4.8. Post-processing

All post-processing was performed using in-house written MATLAB scripts. CEST contrast was quantified in the images using

$$\mathrm{M}\mathrm{T}{\mathrm{R}}_{\text{asym}}=[S(-\mathrm{\Delta }\omega )-S(+\mathrm{\Delta }\omega )]/S(-\mathrm{\Delta }\omega ).$$ (1)

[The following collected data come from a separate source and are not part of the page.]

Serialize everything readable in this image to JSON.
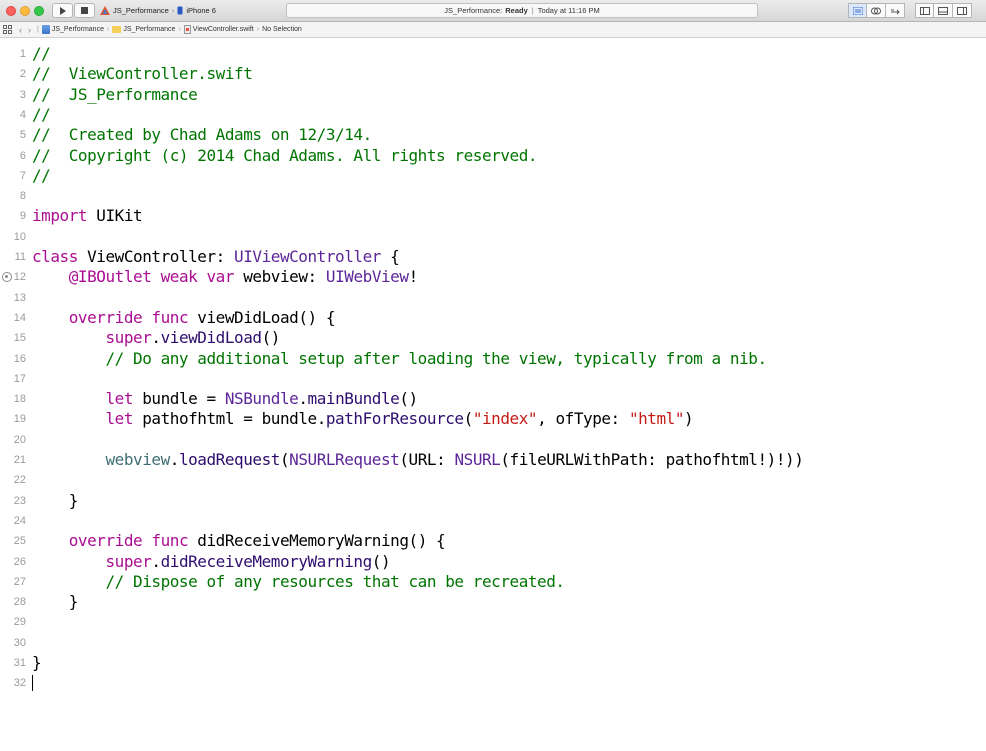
{
  "window": {
    "scheme_target": "JS_Performance",
    "scheme_device": "iPhone 6",
    "status_project": "JS_Performance:",
    "status_state": "Ready",
    "status_separator": "|",
    "status_time": "Today at 11:16 PM"
  },
  "jumpbar": {
    "crumbs": [
      "JS_Performance",
      "JS_Performance",
      "ViewController.swift",
      "No Selection"
    ]
  },
  "editor": {
    "lines": [
      {
        "n": "1",
        "t": [
          {
            "c": "cmt",
            "s": "//"
          }
        ]
      },
      {
        "n": "2",
        "t": [
          {
            "c": "cmt",
            "s": "//  ViewController.swift"
          }
        ]
      },
      {
        "n": "3",
        "t": [
          {
            "c": "cmt",
            "s": "//  JS_Performance"
          }
        ]
      },
      {
        "n": "4",
        "t": [
          {
            "c": "cmt",
            "s": "//"
          }
        ]
      },
      {
        "n": "5",
        "t": [
          {
            "c": "cmt",
            "s": "//  Created by Chad Adams on 12/3/14."
          }
        ]
      },
      {
        "n": "6",
        "t": [
          {
            "c": "cmt",
            "s": "//  Copyright (c) 2014 Chad Adams. All rights reserved."
          }
        ]
      },
      {
        "n": "7",
        "t": [
          {
            "c": "cmt",
            "s": "//"
          }
        ]
      },
      {
        "n": "8",
        "t": []
      },
      {
        "n": "9",
        "t": [
          {
            "c": "kw",
            "s": "import"
          },
          {
            "c": "txt",
            "s": " UIKit"
          }
        ]
      },
      {
        "n": "10",
        "t": []
      },
      {
        "n": "11",
        "t": [
          {
            "c": "kw",
            "s": "class"
          },
          {
            "c": "txt",
            "s": " ViewController: "
          },
          {
            "c": "typ",
            "s": "UIViewController"
          },
          {
            "c": "txt",
            "s": " {"
          }
        ]
      },
      {
        "n": "12",
        "t": [
          {
            "c": "txt",
            "s": "    "
          },
          {
            "c": "kw",
            "s": "@IBOutlet"
          },
          {
            "c": "txt",
            "s": " "
          },
          {
            "c": "kw",
            "s": "weak"
          },
          {
            "c": "txt",
            "s": " "
          },
          {
            "c": "kw",
            "s": "var"
          },
          {
            "c": "txt",
            "s": " webview: "
          },
          {
            "c": "typ",
            "s": "UIWebView"
          },
          {
            "c": "txt",
            "s": "!"
          }
        ],
        "outlet": true
      },
      {
        "n": "13",
        "t": []
      },
      {
        "n": "14",
        "t": [
          {
            "c": "txt",
            "s": "    "
          },
          {
            "c": "kw",
            "s": "override"
          },
          {
            "c": "txt",
            "s": " "
          },
          {
            "c": "kw",
            "s": "func"
          },
          {
            "c": "txt",
            "s": " viewDidLoad() {"
          }
        ]
      },
      {
        "n": "15",
        "t": [
          {
            "c": "txt",
            "s": "        "
          },
          {
            "c": "kw",
            "s": "super"
          },
          {
            "c": "txt",
            "s": "."
          },
          {
            "c": "mth",
            "s": "viewDidLoad"
          },
          {
            "c": "txt",
            "s": "()"
          }
        ]
      },
      {
        "n": "16",
        "t": [
          {
            "c": "txt",
            "s": "        "
          },
          {
            "c": "cmt",
            "s": "// Do any additional setup after loading the view, typically from a nib."
          }
        ]
      },
      {
        "n": "17",
        "t": []
      },
      {
        "n": "18",
        "t": [
          {
            "c": "txt",
            "s": "        "
          },
          {
            "c": "kw",
            "s": "let"
          },
          {
            "c": "txt",
            "s": " bundle = "
          },
          {
            "c": "typ",
            "s": "NSBundle"
          },
          {
            "c": "txt",
            "s": "."
          },
          {
            "c": "mth",
            "s": "mainBundle"
          },
          {
            "c": "txt",
            "s": "()"
          }
        ]
      },
      {
        "n": "19",
        "t": [
          {
            "c": "txt",
            "s": "        "
          },
          {
            "c": "kw",
            "s": "let"
          },
          {
            "c": "txt",
            "s": " pathofhtml = bundle."
          },
          {
            "c": "mth",
            "s": "pathForResource"
          },
          {
            "c": "txt",
            "s": "("
          },
          {
            "c": "str",
            "s": "\"index\""
          },
          {
            "c": "txt",
            "s": ", ofType: "
          },
          {
            "c": "str",
            "s": "\"html\""
          },
          {
            "c": "txt",
            "s": ")"
          }
        ]
      },
      {
        "n": "20",
        "t": []
      },
      {
        "n": "21",
        "t": [
          {
            "c": "txt",
            "s": "        "
          },
          {
            "c": "prj",
            "s": "webview"
          },
          {
            "c": "txt",
            "s": "."
          },
          {
            "c": "mth",
            "s": "loadRequest"
          },
          {
            "c": "txt",
            "s": "("
          },
          {
            "c": "typ",
            "s": "NSURLRequest"
          },
          {
            "c": "txt",
            "s": "(URL: "
          },
          {
            "c": "typ",
            "s": "NSURL"
          },
          {
            "c": "txt",
            "s": "(fileURLWithPath: pathofhtml!)!))"
          }
        ]
      },
      {
        "n": "22",
        "t": []
      },
      {
        "n": "23",
        "t": [
          {
            "c": "txt",
            "s": "    }"
          }
        ]
      },
      {
        "n": "24",
        "t": []
      },
      {
        "n": "25",
        "t": [
          {
            "c": "txt",
            "s": "    "
          },
          {
            "c": "kw",
            "s": "override"
          },
          {
            "c": "txt",
            "s": " "
          },
          {
            "c": "kw",
            "s": "func"
          },
          {
            "c": "txt",
            "s": " didReceiveMemoryWarning() {"
          }
        ]
      },
      {
        "n": "26",
        "t": [
          {
            "c": "txt",
            "s": "        "
          },
          {
            "c": "kw",
            "s": "super"
          },
          {
            "c": "txt",
            "s": "."
          },
          {
            "c": "mth",
            "s": "didReceiveMemoryWarning"
          },
          {
            "c": "txt",
            "s": "()"
          }
        ]
      },
      {
        "n": "27",
        "t": [
          {
            "c": "txt",
            "s": "        "
          },
          {
            "c": "cmt",
            "s": "// Dispose of any resources that can be recreated."
          }
        ]
      },
      {
        "n": "28",
        "t": [
          {
            "c": "txt",
            "s": "    }"
          }
        ]
      },
      {
        "n": "29",
        "t": []
      },
      {
        "n": "30",
        "t": []
      },
      {
        "n": "31",
        "t": [
          {
            "c": "txt",
            "s": "}"
          }
        ]
      },
      {
        "n": "32",
        "t": [],
        "cursor": true
      }
    ]
  },
  "colors": {
    "comment": "#007400",
    "keyword": "#aa0d91",
    "type": "#5c2699",
    "method": "#2e0d6e",
    "project": "#3f6e74",
    "string": "#c41a16"
  }
}
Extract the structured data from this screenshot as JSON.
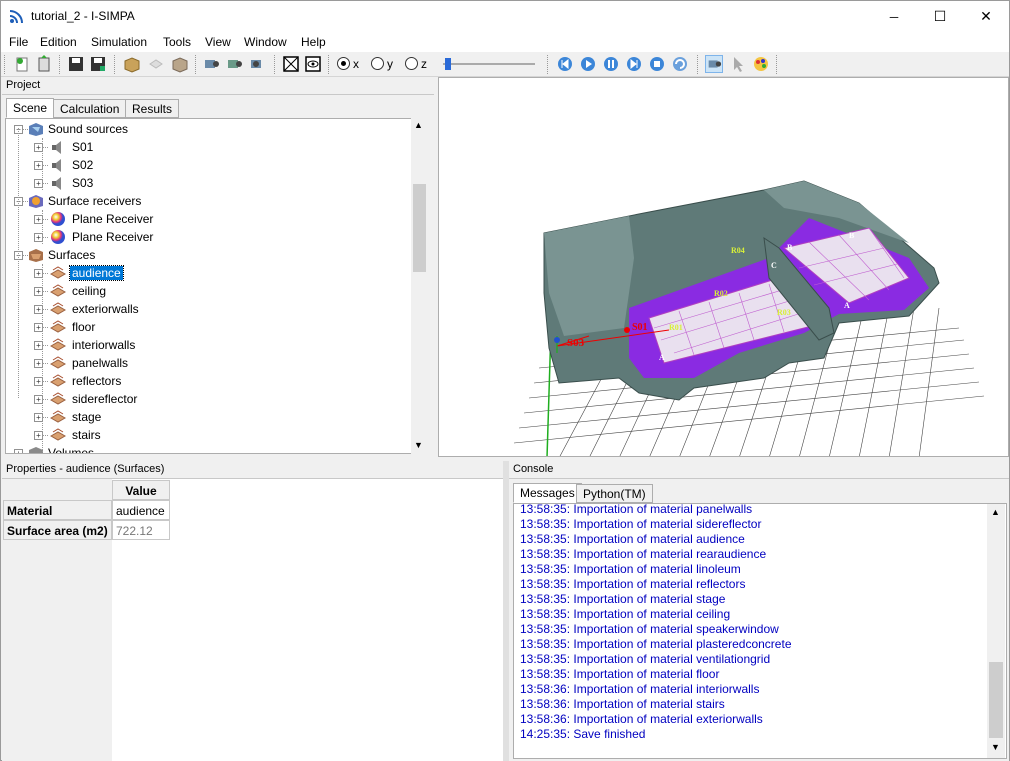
{
  "window": {
    "title": "tutorial_2 - I-SIMPA",
    "minimize_glyph": "─",
    "maximize_glyph": "☐",
    "close_glyph": "✕"
  },
  "menu": [
    "File",
    "Edition",
    "Simulation",
    "Tools",
    "View",
    "Window",
    "Help"
  ],
  "toolbar": {
    "axis_options": [
      "x",
      "y",
      "z"
    ],
    "selected_axis": "x"
  },
  "project": {
    "title": "Project",
    "tabs": [
      "Scene",
      "Calculation",
      "Results"
    ],
    "active_tab": "Scene",
    "tree": [
      {
        "label": "Sound sources",
        "level": 0,
        "expanded": true,
        "icon": "sound-sources-folder-icon"
      },
      {
        "label": "S01",
        "level": 1,
        "icon": "speaker-icon"
      },
      {
        "label": "S02",
        "level": 1,
        "icon": "speaker-icon"
      },
      {
        "label": "S03",
        "level": 1,
        "icon": "speaker-icon"
      },
      {
        "label": "Surface receivers",
        "level": 0,
        "expanded": true,
        "icon": "surface-receivers-folder-icon"
      },
      {
        "label": "Plane Receiver",
        "level": 1,
        "icon": "color-sphere-icon"
      },
      {
        "label": "Plane Receiver",
        "level": 1,
        "icon": "color-sphere-icon"
      },
      {
        "label": "Surfaces",
        "level": 0,
        "expanded": true,
        "icon": "surfaces-folder-icon"
      },
      {
        "label": "audience",
        "level": 1,
        "icon": "surface-group-icon",
        "selected": true
      },
      {
        "label": "ceiling",
        "level": 1,
        "icon": "surface-group-icon"
      },
      {
        "label": "exteriorwalls",
        "level": 1,
        "icon": "surface-group-icon"
      },
      {
        "label": "floor",
        "level": 1,
        "icon": "surface-group-icon"
      },
      {
        "label": "interiorwalls",
        "level": 1,
        "icon": "surface-group-icon"
      },
      {
        "label": "panelwalls",
        "level": 1,
        "icon": "surface-group-icon"
      },
      {
        "label": "reflectors",
        "level": 1,
        "icon": "surface-group-icon"
      },
      {
        "label": "sidereflector",
        "level": 1,
        "icon": "surface-group-icon"
      },
      {
        "label": "stage",
        "level": 1,
        "icon": "surface-group-icon"
      },
      {
        "label": "stairs",
        "level": 1,
        "icon": "surface-group-icon"
      },
      {
        "label": "Volumes",
        "level": 0,
        "icon": "volumes-folder-icon"
      }
    ]
  },
  "viewport": {
    "labels": [
      "S03",
      "S01",
      "R01",
      "R02",
      "R03",
      "R04",
      "A",
      "B",
      "C",
      "A",
      "B"
    ]
  },
  "properties": {
    "title": "Properties - audience (Surfaces)",
    "value_header": "Value",
    "rows": [
      {
        "name": "Material",
        "value": "audience",
        "readonly": false
      },
      {
        "name": "Surface area (m2)",
        "value": "722.12",
        "readonly": true
      }
    ]
  },
  "console": {
    "title": "Console",
    "tabs": [
      "Messages",
      "Python(TM)"
    ],
    "active_tab": "Messages",
    "messages": [
      "13:58:35: Importation of material panelwalls",
      "13:58:35: Importation of material sidereflector",
      "13:58:35: Importation of material audience",
      "13:58:35: Importation of material rearaudience",
      "13:58:35: Importation of material linoleum",
      "13:58:35: Importation of material reflectors",
      "13:58:35: Importation of material stage",
      "13:58:35: Importation of material ceiling",
      "13:58:35: Importation of material speakerwindow",
      "13:58:35: Importation of material plasteredconcrete",
      "13:58:35: Importation of material ventilationgrid",
      "13:58:35: Importation of material floor",
      "13:58:36: Importation of material interiorwalls",
      "13:58:36: Importation of material stairs",
      "13:58:36: Importation of material exteriorwalls",
      "14:25:35: Save finished"
    ],
    "message_color": "#0000c0"
  },
  "colors": {
    "selection": "#0078d7",
    "geometry": "#5f7a78",
    "magenta": "#8a2be2",
    "grid": "#444444"
  }
}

With this metric based on the subtraction of the two water signal intensities with saturation pulses at frequencies of +Δω and −Δω with respect to water, i.e. S(+Δω) and S(−Δω), a voxel-by-voxel B₀ map was generated as described previously (69) using WASSR images for phantoms and live animals. As is shown for a representative mouse in the supporting information (Fig. S1), −75 Hz < B₀ < +75 Hz for the kidneys, which is much smaller than the magnitude of the saturation pulse strength (ω₁ = 5.9 µT). Because of this, B₀ correction was not necessary to perform in vivo. Instead, average maps of MTR_asym using the 12 offsets were calculated. All images were masked due to visceral movements present in regions outside the kidney; however, representative unmasked images are displayed in the supporting information (Fig. S2).

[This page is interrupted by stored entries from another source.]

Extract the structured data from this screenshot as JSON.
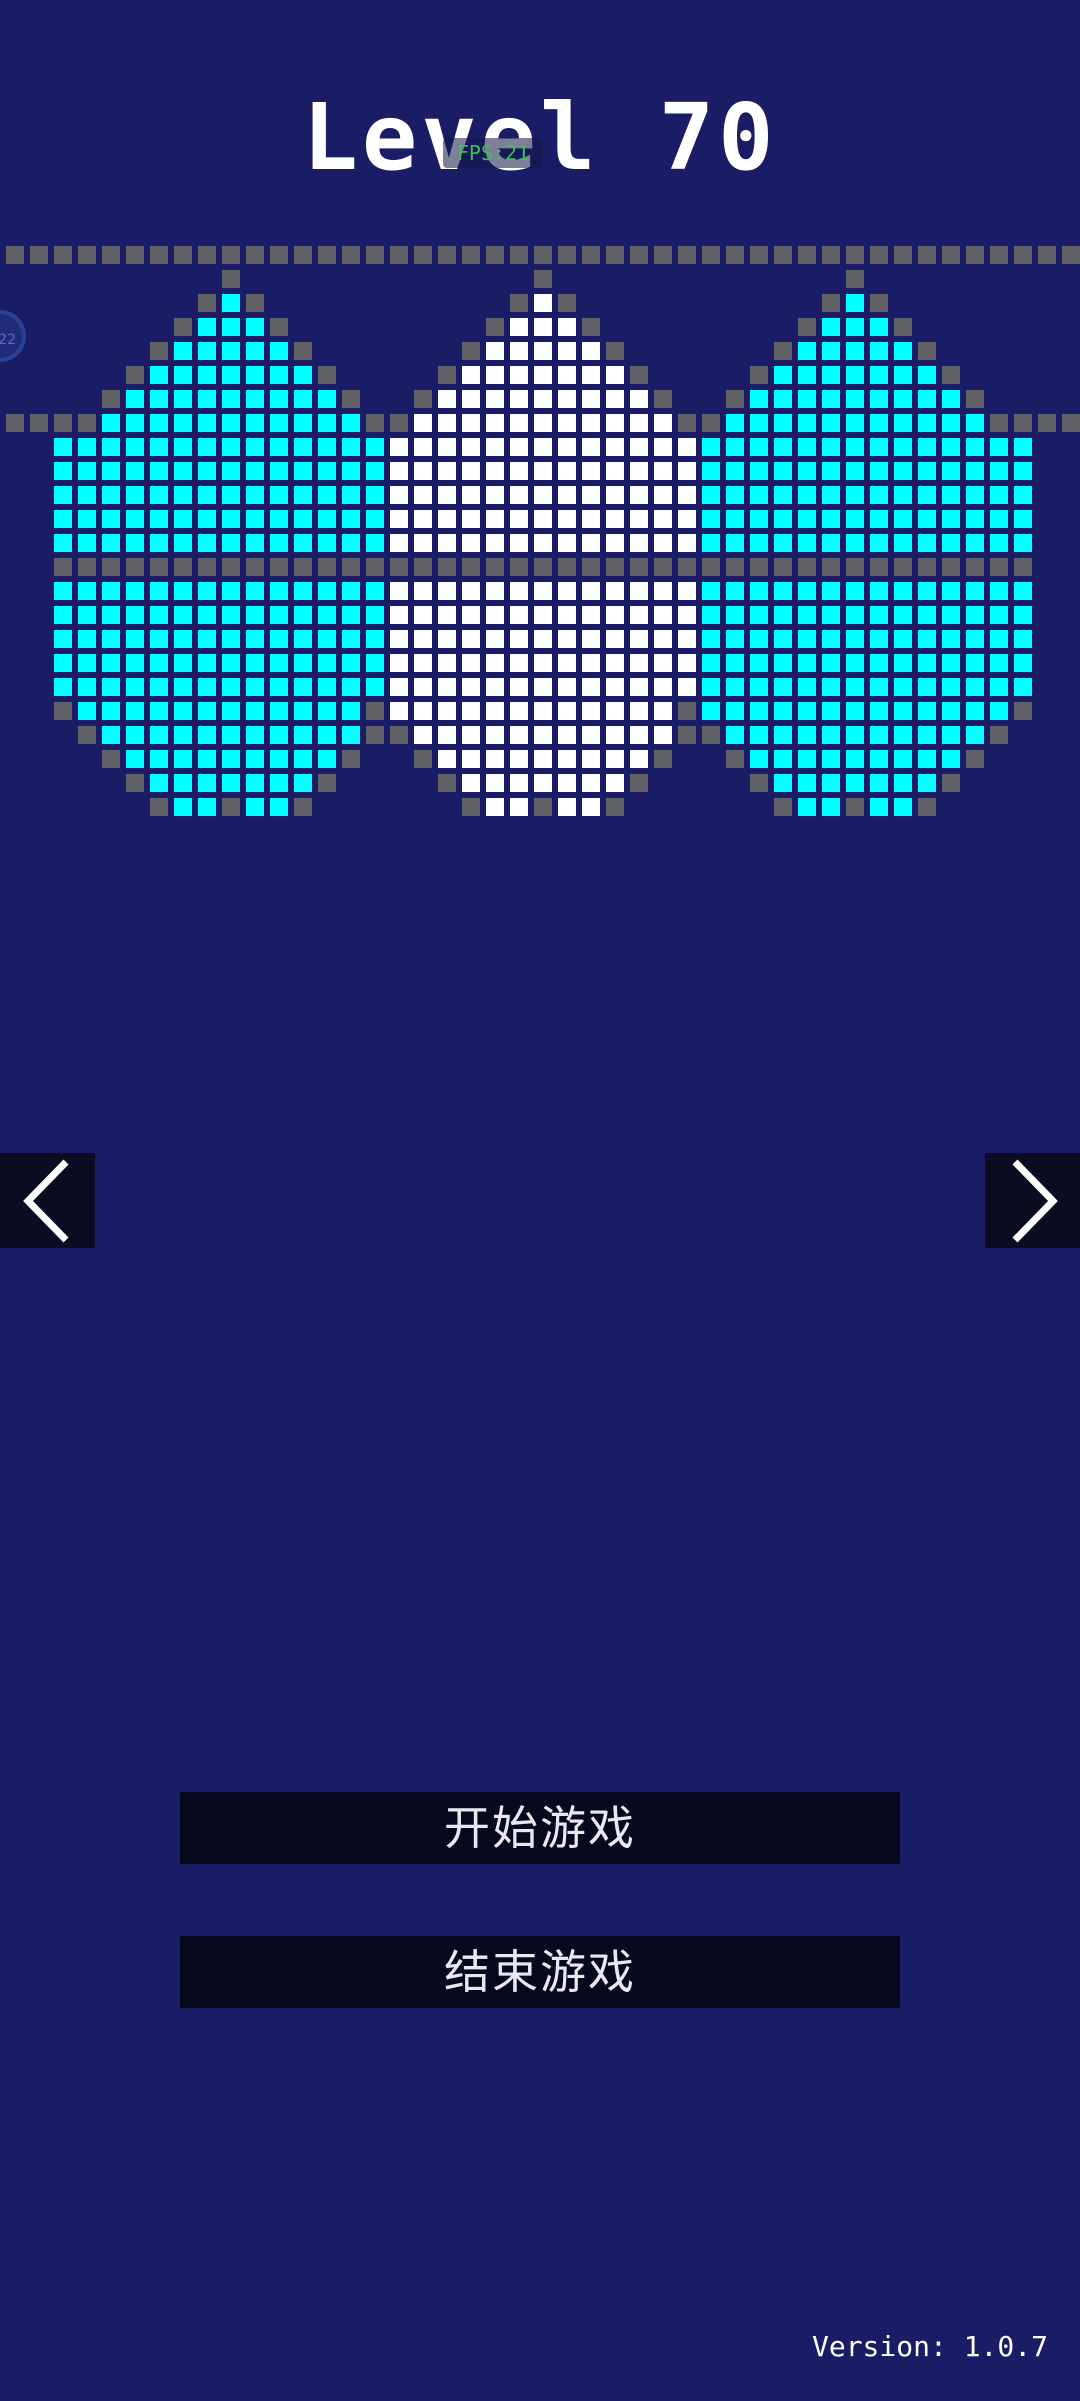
{
  "level_title": "Level 70",
  "fps_label": "FPS:21",
  "side_badge_text": "22",
  "colors": {
    "background": "#1a1c66",
    "wall": "#5f5f66",
    "cyan": "#00ffff",
    "white": "#ffffff",
    "button": "#070a1e"
  },
  "nav": {
    "prev_icon": "chevron-left-icon",
    "next_icon": "chevron-right-icon"
  },
  "menu": {
    "start_label": "开始游戏",
    "quit_label": "结束游戏"
  },
  "version_text": "Version: 1.0.7"
}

4.9. pH calibration using phantoms and in vivo pH map generation

The pH calibration scheme was developed based on examining the data for 5 at three different concentrations (6.25 mM, 25 mM and 50 mM), with each concentration containing four or five samples with pH varied from 5.7 to 7.4. For all the 14 samples of each agent, the ratio between the average MTR_asym value of (±7.2 ppm, ±7.5 ppm, ±7.8 ppm) and that of (±4.2 ppm, ±4.5 ppm, ±4.8 ppm) (B₁ = 5.9 µT) was plotted as a function of measured pH, with the correlation function of pH = ratio × 1.04 + 5.21. Based on the ratio and pH correlation function from the phantoms, the in vivo dynamic pH maps of the kidneys were generated.